UNICAMP/HC - Hospital de Clínicas da Unicamp - Campinas (SP) — Prova 2023
Mulher, 32a, gestante de 29 semanas, assintomática, foi encaminhada ao Pré-natal Especializado por apresentar os seguintes exames laboratoriais, coletados há sete dias: hemoglobina=12,1g/dL; hematócrito=36,4%; plaquetas=210.000/mm³; AST=15U/L; ALT=17U/L; HBsAg=positivo; anti-HBs=negativo; HBeAg=positivo; anti-HBe=negativo; anti-HBc=positivo.

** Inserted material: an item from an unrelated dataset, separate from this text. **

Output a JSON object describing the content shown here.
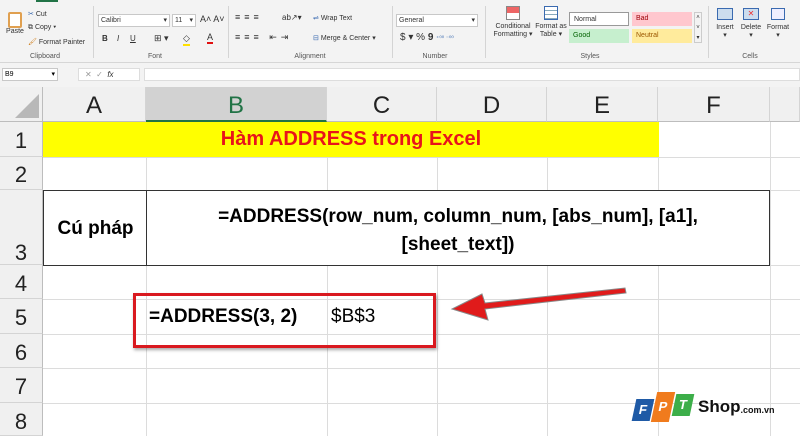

A CONDUTA É:
Gestante HBsAg+ e HBeAg+ (replicação ativa) → Tenofovir a partir do 2º/3º trimestre + vacina e imunoglobulina para RN.
Em gestantes com hepatite B crônica e replicação viral ativa (HBeAg positivo), o risco de transmissão vertical é alto. O tratamento com tenofovir a partir do segundo ou terceiro trimestre reduz a carga viral materna e, consequentemente, o risco de transmissão. A profilaxia do recém-nascido com vacina e imunoglobulina é sempre indicada, independentemente do tratamento materno.

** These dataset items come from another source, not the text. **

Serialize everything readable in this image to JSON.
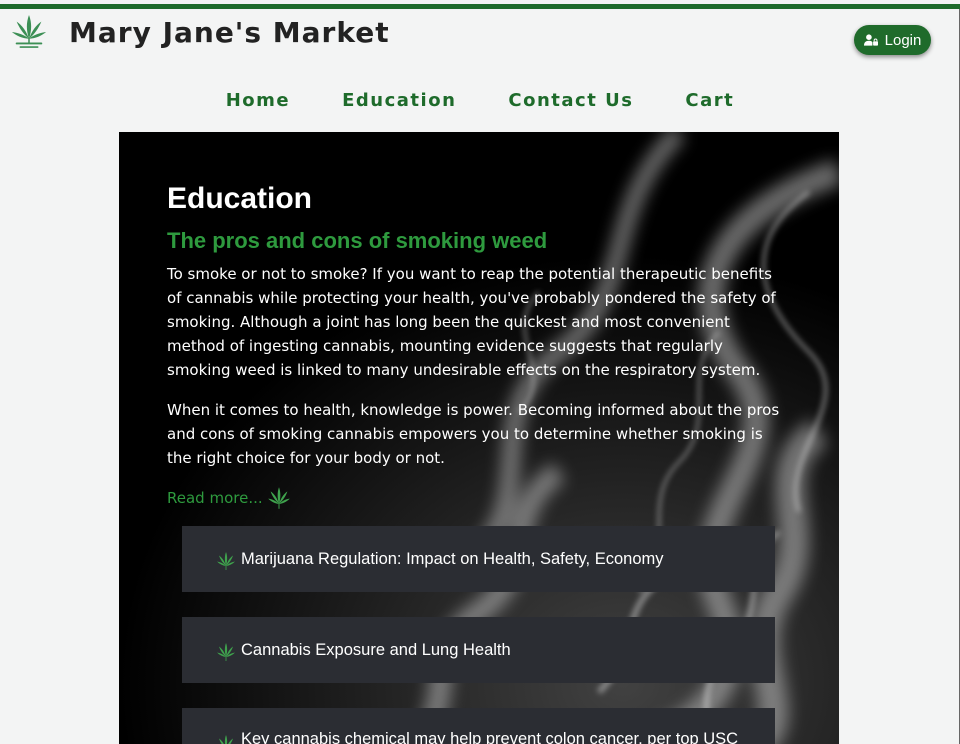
{
  "header": {
    "site_title": "Mary Jane's Market",
    "login_label": "Login"
  },
  "nav": {
    "items": [
      "Home",
      "Education",
      "Contact Us",
      "Cart"
    ]
  },
  "main": {
    "heading": "Education",
    "article_title": "The pros and cons of smoking weed",
    "paragraph_1": "To smoke or not to smoke? If you want to reap the potential therapeutic benefits of cannabis while protecting your health, you've probably pondered the safety of smoking. Although a joint has long been the quickest and most convenient method of ingesting cannabis, mounting evidence suggests that regularly smoking weed is linked to many undesirable effects on the respiratory system.",
    "paragraph_2": "When it comes to health, knowledge is power. Becoming informed about the pros and cons of smoking cannabis empowers you to determine whether smoking is the right choice for your body or not.",
    "read_more": "Read more...",
    "articles": [
      "Marijuana Regulation: Impact on Health, Safety, Economy",
      "Cannabis Exposure and Lung Health",
      "Key cannabis chemical may help prevent colon cancer, per top USC"
    ]
  },
  "colors": {
    "brand_green": "#1e6b2b",
    "accent_green": "#2e9a3e",
    "card_bg": "#2b2d33"
  },
  "icons": {
    "logo": "cannabis-leaf-logo",
    "login": "user-lock-icon",
    "leaf": "cannabis-leaf-icon"
  }
}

A infecção por Hepatite B na gravidez representa um risco significativo de transmissão vertical para o recém-nascido, que pode evoluir para infecção crônica em até 90% dos casos se não houver intervenção. A triagem universal para HBsAg em gestantes é crucial. A interpretação dos marcadores sorológicos é fundamental: HBsAg positivo indica infecção, e HBeAg positivo sugere replicação viral ativa e alta infectividade, elevando o risco de transmissão vertical. Para gestantes com HBsAg positivo e HBeAg positivo (ou alta carga viral), a conduta atual preconiza o tratamento antiviral materno com tenofovir a partir do segundo ou terceiro trimestre de gestação. O objetivo é reduzir a carga viral materna ao máximo no momento do parto, minimizando o risco de transmissão. O tenofovir é considerado seguro na gravidez e tem demonstrado eficácia nesse cenário. A decisão de iniciar o tratamento deve considerar a carga viral e a presença de HBeAg. Além do tratamento materno, a profilaxia do recém-nascido é um pilar essencial. Todos os recém-nascidos de mães HBsAg positivas devem receber a vacina contra hepatite B e a imunoglobulina anti-hepatite B (HBIG) nas primeiras 12 horas de vida. Essa combinação oferece proteção imediata e a longo prazo, sendo altamente eficaz na prevenção da infecção neonatal. Residentes devem dominar a interpretação dos exames e as diretrizes de manejo para garantir a saúde da mãe e do bebê.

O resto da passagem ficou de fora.